Lecture 14: Vision 2 Flashcards
The Bionic Retina Steps
- Camera captures image and sends info to microprocessor
- Microprocessor converts data into electronic signal and transmits it to receiver
- Receiver sends signals through a tiny cable to an electrode panel implanted by doctors on back wall of eye (retina)
- Retinal implant emits pulses which travel through the optic nerve to the brain
- Brain perceives patterns of light and dark which correspond to the electrodes stimulated on the retinal implant
Blind Spot
- Retinal ganglion cells send axons through the optic nerve
- There can be photoreceptors where the nerve starts
- Hence we have a blind spot in our field of view
Two Halves of the Retina
- Each retina is divided into a nasal and temporal hemiretina
- Their projections diverge at the optic chasm
- Right visual field of each eye ends up in the left sides of the brain, and the left visual field of each eye ends up in the left side of the brain
From the LGN to the cortex
- Axons from LGN travel through the “optic radiation” to the primary visual cortex (V1)
- Maintains retinotopic organizations
- Each V1 neuron responds to a stimulus in a small area in the field of view, and neighboring V1 neurons respond to stimuli in nearby locations in the visual field
Lateral Geniculate Nucleus (LGN)
- RGC axons reach the LGN of the thalamus
- Center-surround like retinal ganglion cells
V1 neurons respond to __________
Bars of light, with different neurons responding to different angles
Lesions to V1
- Patients report partial or complete blindness
- When asked to detect objects they appear blind
- When forced to guess however, they do well
- This is called blindsight
Patient TN
- Lost V1 in both hemispheres due to stroke
- Ordinary vision tests indicated complete blindness
- Researchers asked him to walk down a corridor where they had placed obstacles without his cane
- He did not bump into any obstacles
V1 vs. V2
- Neurons in V2 have similar response properties to neurons in V1
- But V2 neurons respond to visual illusions (V1 does not)
- V2 neurons will respond to edges of the pac-man rectangle
From V1 and V2 to Higher Level Processing
- From V1: The ventral “what” stream and dorsal “where” stream
The Ventral Stream
- LGN –> V1 –> V2 –> V4 –> IT
- “What” stream
- Response to increasingly complex stimuli
- V4 responds to complex geometric shapes
- V4 is the first area in the ventral stream to show attention modulation
- IT (inferior temporal lobe) responds to visual objects in a position-invariant and size-invariant manner
Fusiform Face Area (FFA)
- In the ventral stream
- Responds to faces
Expertise Hypothesis
- FFA is selective to identifying objects of expertise (not necessarily faces)

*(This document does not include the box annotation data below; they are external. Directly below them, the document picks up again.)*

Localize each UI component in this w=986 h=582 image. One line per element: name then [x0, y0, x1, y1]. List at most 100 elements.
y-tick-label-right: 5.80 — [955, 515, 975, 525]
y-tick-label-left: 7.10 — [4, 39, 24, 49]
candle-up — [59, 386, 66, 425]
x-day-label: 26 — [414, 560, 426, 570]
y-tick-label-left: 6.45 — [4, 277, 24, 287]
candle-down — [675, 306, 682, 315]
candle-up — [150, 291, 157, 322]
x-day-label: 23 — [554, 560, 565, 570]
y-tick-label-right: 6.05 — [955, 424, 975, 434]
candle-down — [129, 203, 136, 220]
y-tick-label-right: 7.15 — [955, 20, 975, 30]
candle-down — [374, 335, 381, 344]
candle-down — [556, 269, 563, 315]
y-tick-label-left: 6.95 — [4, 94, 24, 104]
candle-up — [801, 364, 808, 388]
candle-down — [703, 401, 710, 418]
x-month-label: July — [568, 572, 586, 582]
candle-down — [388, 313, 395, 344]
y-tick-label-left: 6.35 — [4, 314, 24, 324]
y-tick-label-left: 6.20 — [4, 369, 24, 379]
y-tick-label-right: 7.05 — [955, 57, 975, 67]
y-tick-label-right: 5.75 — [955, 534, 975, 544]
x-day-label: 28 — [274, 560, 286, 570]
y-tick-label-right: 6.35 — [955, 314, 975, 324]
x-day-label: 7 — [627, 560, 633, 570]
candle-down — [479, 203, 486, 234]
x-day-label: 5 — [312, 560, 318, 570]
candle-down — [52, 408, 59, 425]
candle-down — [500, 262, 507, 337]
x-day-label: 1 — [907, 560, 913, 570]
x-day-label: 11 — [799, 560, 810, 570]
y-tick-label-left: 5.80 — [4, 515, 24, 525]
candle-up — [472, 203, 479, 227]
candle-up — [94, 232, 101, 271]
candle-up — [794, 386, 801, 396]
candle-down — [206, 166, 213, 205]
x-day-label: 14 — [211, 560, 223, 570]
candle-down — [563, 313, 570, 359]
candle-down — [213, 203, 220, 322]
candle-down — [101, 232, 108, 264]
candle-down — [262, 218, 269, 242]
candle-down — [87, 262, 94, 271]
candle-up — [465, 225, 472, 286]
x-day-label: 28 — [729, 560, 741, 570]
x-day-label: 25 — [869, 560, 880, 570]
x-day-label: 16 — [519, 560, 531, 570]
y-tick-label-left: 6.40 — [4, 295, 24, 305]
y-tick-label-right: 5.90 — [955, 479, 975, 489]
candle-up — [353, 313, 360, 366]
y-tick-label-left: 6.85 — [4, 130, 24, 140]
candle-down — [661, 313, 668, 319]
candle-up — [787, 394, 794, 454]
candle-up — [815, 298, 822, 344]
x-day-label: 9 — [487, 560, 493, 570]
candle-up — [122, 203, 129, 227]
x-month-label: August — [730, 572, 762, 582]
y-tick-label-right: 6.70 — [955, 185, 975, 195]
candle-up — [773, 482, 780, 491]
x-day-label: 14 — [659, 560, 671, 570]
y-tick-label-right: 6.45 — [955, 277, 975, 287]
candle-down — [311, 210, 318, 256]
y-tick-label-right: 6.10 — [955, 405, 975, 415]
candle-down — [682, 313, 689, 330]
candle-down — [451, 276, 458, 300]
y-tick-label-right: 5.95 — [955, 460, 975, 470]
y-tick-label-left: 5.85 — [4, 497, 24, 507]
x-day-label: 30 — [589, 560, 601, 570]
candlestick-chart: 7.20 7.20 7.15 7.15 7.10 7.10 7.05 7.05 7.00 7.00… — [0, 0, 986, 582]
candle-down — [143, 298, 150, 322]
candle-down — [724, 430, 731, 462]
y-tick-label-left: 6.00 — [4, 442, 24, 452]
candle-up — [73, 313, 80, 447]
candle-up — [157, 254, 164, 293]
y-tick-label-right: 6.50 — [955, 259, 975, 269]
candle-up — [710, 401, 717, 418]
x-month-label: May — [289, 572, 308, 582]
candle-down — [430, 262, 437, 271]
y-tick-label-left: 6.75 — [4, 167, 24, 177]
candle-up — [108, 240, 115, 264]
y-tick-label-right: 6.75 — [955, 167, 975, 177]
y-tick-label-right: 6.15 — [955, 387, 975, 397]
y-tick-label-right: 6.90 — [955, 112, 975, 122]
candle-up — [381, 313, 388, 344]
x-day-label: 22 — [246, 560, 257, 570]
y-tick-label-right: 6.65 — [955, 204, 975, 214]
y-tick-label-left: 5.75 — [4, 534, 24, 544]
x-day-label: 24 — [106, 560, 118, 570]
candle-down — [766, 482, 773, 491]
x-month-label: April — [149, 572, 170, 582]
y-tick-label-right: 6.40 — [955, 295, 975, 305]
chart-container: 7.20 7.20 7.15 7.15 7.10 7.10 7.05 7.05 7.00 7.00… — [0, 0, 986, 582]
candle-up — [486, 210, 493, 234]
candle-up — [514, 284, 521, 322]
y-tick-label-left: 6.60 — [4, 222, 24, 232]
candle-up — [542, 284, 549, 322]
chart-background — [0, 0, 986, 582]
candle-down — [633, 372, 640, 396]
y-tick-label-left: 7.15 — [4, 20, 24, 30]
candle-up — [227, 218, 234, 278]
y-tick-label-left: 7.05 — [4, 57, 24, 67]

- Support: care experts and bird experts show increased activity in FFA when shown their object of expertise
Lesions of IT
- Leads to visual agnosia
- If the lesion is in the FFA, there can be a specific difficulty in recognizing faces called prosopagnosia
Visual Agnosia
Severe and permanent impairment in learning and remembering to recognize visual stimuli
The dorsal “where” stream
- LGN –> V1 –> V2 –> V5 (MT) –> Parietal Cortex
- “Where” stream
- Spatial attention- guiding our view to points of interest
- Using vision for guidance of actions
- Detecting and analyzing movements
Change Blindness
Being unable to detect differences in two things, occurs because we cannot pay attention to full field of view simultaneously
Saccades
Fast eye movements which allow us to focus our fovea on a small area of interest at any given time. Occurs in the dorsal stream.